Their only continuity, their only hope, their only belief—the list goes on forever. The one-child policy forces them to gamble everything on me. They have no choice, and neither do I. They invested in me without my consent, and they required returns in the same way. I could hardly follow my heart.
I always feel unsafe: I’m afraid of not being excellent, of falling behind, of shaming my parents, of feeling guilty for not giving back what they have devoted to me—my life has become a huge stage where I perform day and night, endlessly. The debt under the one-child policy is too large for me as an individual to pay off.
Therefore, I sometimes misbehave. One rebellion took place as soon as I went to the boarding high school: I gave up practicing the piano, despite my parents’ disappointment and resentment. I was surprised that I had tolerated it for a decade, given the extent that I disliked it. When I was small, the piano signified solitude in my mind because I was always banned from playing with my friends before finishing my piano assignments. I often fantasized about having a sibling who accidently fell in love with the piano and would willingly realize my mother’s music dream, so that I would be relieved to pursue my own passion.
I enjoy staying with people, I love adventures and I adore nature, so the piano would never be my thing. While I knew it from the beginning, it was only after going to college, when my parents could hardly visit me, where I really started to care about my interests. I chose to major in journalism, I learnt photography, I filmed movies, and I joined a hiking club, among all other activities that I’d never experienced before. I thought that the effect of being an only child had finally expired.
However, an incident last summer altered my understanding. In May, I went back home during the vacation. One evening, when my father and I were watching TV together, we heard about a college student who died in a car accident and left his parents in an empty home. “That’s their only son,” my father said. “What should the parents do in the rest of their lives?”
China’s welfare system is inadequate to cope with its aging population. The elderly are largely taken care of by their offspring, because of both cultural tradition and the constraints of reality. The system used to work well when they had many descendants, but now that is no longer the case. Losing the only child means more than emotional devastation; it can also dim the old couple’s prospects.
Several days ago, I revealed to my father that I was planning to participate in a yearlong volunteer program in Africa—I had been interested in that area since I founded a charity in Hong Kong. To my enthusiasm, my father’s answer was a calm and tough “No.” I struggled to explain my intention, and at last he replied, “If you do go there, I can’t have a single night in sound sleep. You can decide.” Suddenly, I couldn’t say a word. I knew that he didn’t exaggerate. I realized the inescapable responsibilities on the shoulders of an only child, which would only increase as time passed by. Eventually, I yielded to him.
The one-child policy was officially replaced by the two-child policy in January this year. By then, the huge human experiment had run for more than three decades. As guinea pigs, kids of the one-child era irreversibly became the loneliest-ever generation in the course of human history. However, all the pains and gains remain unclear. The authorities mute opposing voices, while supportive opinions survive. The government cannot give a complete account; nor can anyone else.
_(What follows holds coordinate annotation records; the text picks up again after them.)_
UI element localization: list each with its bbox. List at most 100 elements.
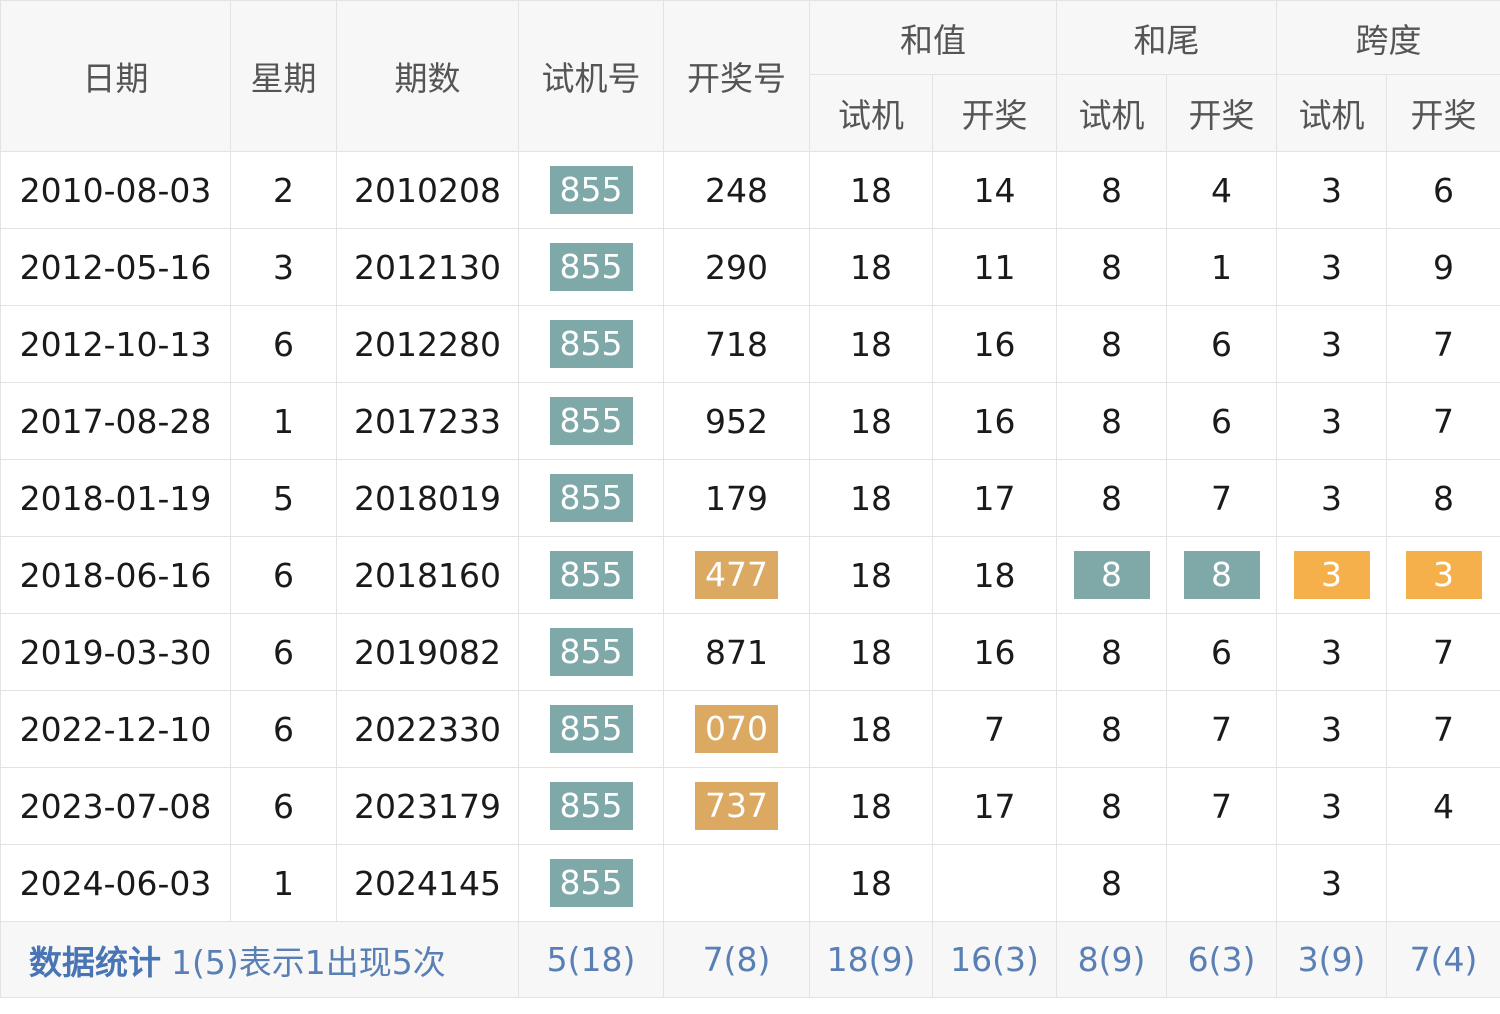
tail-test-cell: 8 [1056,228,1167,306]
test-cell: 855 [518,305,664,383]
span-draw-cell: 7 [1386,690,1500,768]
weekday-cell: 6 [230,767,337,845]
issue-cell: 2017233 [336,382,519,460]
tail-draw-cell [1166,844,1277,922]
draw-number-badge: 737 [695,782,778,830]
sum-test-cell: 18 [809,844,933,922]
tail-draw-cell: 7 [1166,459,1277,537]
weekday-cell: 6 [230,305,337,383]
tail-draw-cell: 4 [1166,151,1277,229]
sum-test-cell: 18 [809,151,933,229]
tail-draw-cell: 6 [1166,613,1277,691]
tail-draw-cell: 6 [1166,382,1277,460]
span-draw-cell: 3 [1386,536,1500,614]
header-sum-draw: 开奖 [932,74,1057,152]
test-cell: 855 [518,536,664,614]
tail-test-badge: 8 [1073,551,1150,599]
table-row: 2022-12-10 6 2022330 855 070 18 7 8 7 3 … [0,690,1500,768]
stats-label: 数据统计 [29,942,161,982]
span-test-cell: 3 [1276,382,1387,460]
stat-tail-draw: 6(3) [1166,921,1277,998]
header-span-draw: 开奖 [1386,74,1500,152]
test-cell: 855 [518,613,664,691]
span-test-cell: 3 [1276,767,1387,845]
draw-cell: 477 [663,536,810,614]
test-number-badge: 855 [549,628,633,676]
date-cell: 2010-08-03 [0,151,231,229]
table-row: 2018-01-19 5 2018019 855 179 18 17 8 7 3… [0,459,1500,537]
sum-draw-cell: 17 [932,767,1057,845]
header-draw-number: 开奖号 [663,0,810,152]
sum-draw-cell: 16 [932,305,1057,383]
span-test-cell: 3 [1276,613,1387,691]
test-number-badge: 855 [549,859,633,907]
weekday-cell: 2 [230,151,337,229]
date-cell: 2012-05-16 [0,228,231,306]
tail-draw-cell: 7 [1166,767,1277,845]
stat-draw: 7(8) [663,921,810,998]
test-cell: 855 [518,228,664,306]
issue-cell: 2024145 [336,844,519,922]
sum-test-cell: 18 [809,767,933,845]
weekday-cell: 6 [230,536,337,614]
span-test-cell: 3 [1276,228,1387,306]
date-cell: 2012-10-13 [0,305,231,383]
tail-test-cell: 8 [1056,613,1167,691]
date-cell: 2024-06-03 [0,844,231,922]
table-row: 2018-06-16 6 2018160 855 477 18 18 8 8 3… [0,536,1500,614]
table-row: 2024-06-03 1 2024145 855 18 8 3 [0,844,1500,922]
test-number-badge: 855 [549,551,633,599]
results-table: 日期 星期 期数 试机号 开奖号 和值 和尾 跨度 试机 开奖 试机 开奖 试机… [0,0,1500,998]
tail-draw-cell: 1 [1166,228,1277,306]
span-test-cell: 3 [1276,305,1387,383]
tail-test-cell: 8 [1056,459,1167,537]
stat-span-test: 3(9) [1276,921,1387,998]
issue-cell: 2018019 [336,459,519,537]
issue-cell: 2010208 [336,151,519,229]
sum-test-cell: 18 [809,382,933,460]
sum-draw-cell: 16 [932,382,1057,460]
sum-draw-cell: 18 [932,536,1057,614]
test-number-badge: 855 [549,166,633,214]
test-number-badge: 855 [549,474,633,522]
date-cell: 2017-08-28 [0,382,231,460]
issue-cell: 2012130 [336,228,519,306]
date-cell: 2018-06-16 [0,536,231,614]
test-cell: 855 [518,767,664,845]
test-cell: 855 [518,151,664,229]
sum-draw-cell: 7 [932,690,1057,768]
header-issue: 期数 [336,0,519,152]
weekday-cell: 1 [230,382,337,460]
header-tail-draw: 开奖 [1166,74,1277,152]
sum-draw-cell: 14 [932,151,1057,229]
header-span: 跨度 [1276,0,1500,75]
test-cell: 855 [518,690,664,768]
header-tail-test: 试机 [1056,74,1167,152]
sum-test-cell: 18 [809,536,933,614]
span-draw-cell [1386,844,1500,922]
draw-cell: 070 [663,690,810,768]
tail-draw-cell: 8 [1166,536,1277,614]
header-test-number: 试机号 [518,0,664,152]
weekday-cell: 3 [230,228,337,306]
tail-test-cell: 8 [1056,690,1167,768]
span-draw-badge: 3 [1405,551,1482,599]
tail-draw-badge: 8 [1183,551,1260,599]
date-cell: 2019-03-30 [0,613,231,691]
table-row: 2012-10-13 6 2012280 855 718 18 16 8 6 3… [0,305,1500,383]
header-sum-tail: 和尾 [1056,0,1277,75]
date-cell: 2022-12-10 [0,690,231,768]
sum-draw-cell: 16 [932,613,1057,691]
table-row: 2012-05-16 3 2012130 855 290 18 11 8 1 3… [0,228,1500,306]
table-row: 2010-08-03 2 2010208 855 248 18 14 8 4 3… [0,151,1500,229]
table-row: 2019-03-30 6 2019082 855 871 18 16 8 6 3… [0,613,1500,691]
draw-cell: 871 [663,613,810,691]
tail-draw-cell: 7 [1166,690,1277,768]
stat-sum-test: 18(9) [809,921,933,998]
sum-test-cell: 18 [809,459,933,537]
stats-footer: 数据统计 1(5)表示1出现5次 5(18) 7(8) 18(9) 16(3) 8… [0,921,1500,998]
header-weekday: 星期 [230,0,337,152]
test-number-badge: 855 [549,397,633,445]
issue-cell: 2012280 [336,305,519,383]
span-draw-cell: 6 [1386,151,1500,229]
During the Yale orientation for visiting international students, we formed a circle on a lawn. The instructor posed statements, and everyone who answered “Yes” needed to step forward and those who said “No,” backward. The game went well until this sentence: “Are you the eldest child in your family?” Most students reacted instantly, either forward or backward. Only four remained on the spot—all from China. We looked at one another, suddenly understood the situation and altogether burst into laughter.
I am not the only one who is puzzled. I am not alone at being alone.